The process of this album took me one year or so. I first experimented at home and jammed with electro-acoustic drummer Jules Wysocki around drone-y and repetitive ideas. I chose an A tonal area as the basis, which is the lowest key on the piano and also the standard note to tune all acoustic instruments. Then, I added layers of texture in my home-studio and destroyed the final result with Jules, trying to find the marrow in it, slowly sculpting the sound of the bones, putting hidden melodies into the sonic maelstrom, and also using some processed field recordings.
I also asked my friend Pamela Maddaleno, who is a brilliant photographer and has a sublime low voice, to narrate this last canto from Dante’s Inferno in French and Italian. She’s from Tuscany and knows Dante’s work very well, but she had to find a way to say it properly for nowadays language without being theatrical – as the work is written in old Italian from Tuscany. And I love the tone she found!
Then, we mixed the entire piece with Jules in the underground art space, using all the speakers in each room. After listening to it, my friend Paul Régimbeau (aka Mondkopf) asked me to create a stereo vinyl version of it, so I decided to edit the soundtrack and rethink it as a possible album – turning an hour and a half of broadcast music on eight speakers into a 45-minute long stereo piece. It was an interesting process to deconstruct the piece once more. Also, if you have the proper equipment, I would suggest you to try to listen to the vinyl version in 45 pm instead of 33 pm. The experience hides another possible listening experience.
Now that you’re launching the album, I wonder if you’ll go on tour to present it. How do you work on your live performances? Taking into account how multifaceted you are and how important the visual part is in your work, I assume you won’t just go on stage, play, and leave.
At first, I wasn’t sure about performing solo to ‘defend’ this album, either live or in any other format.
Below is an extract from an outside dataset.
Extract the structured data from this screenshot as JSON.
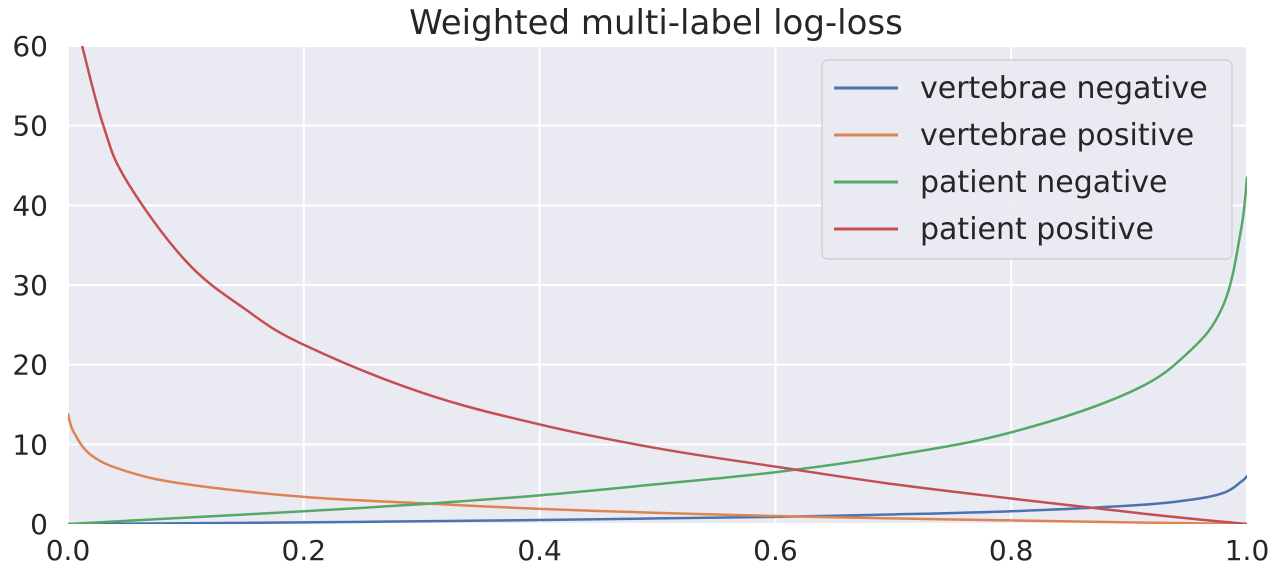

As a musician, I’m on the road on a regular basis with my bands Oiseaux-Tempête, Le Réveil des Tropiques, Foudre! and some other collaborative projects. I must confess I feel more confident playing with other people on stage, naturally. Probably, the shy kid is still around...
But Paul pushed me a bit and I’ve recently tried it a couple of times, performing in shows in Beirut and Paris – and I have a few more coming up. Behind the scary thing of being alone playing live, there is surely something to dig and find within yourself. So I’ve decided to use these shows as new material for a possible new album, for example.
These days, I'm really into a mix of textures when using midi-connected analogue synths, machine drums and electric instruments. Oh, and you're right! I asked my friend Grégoire Orio, the director of the video Labyrinth, to do some light show behind me during the performance by using video beams and stroboscopic lights.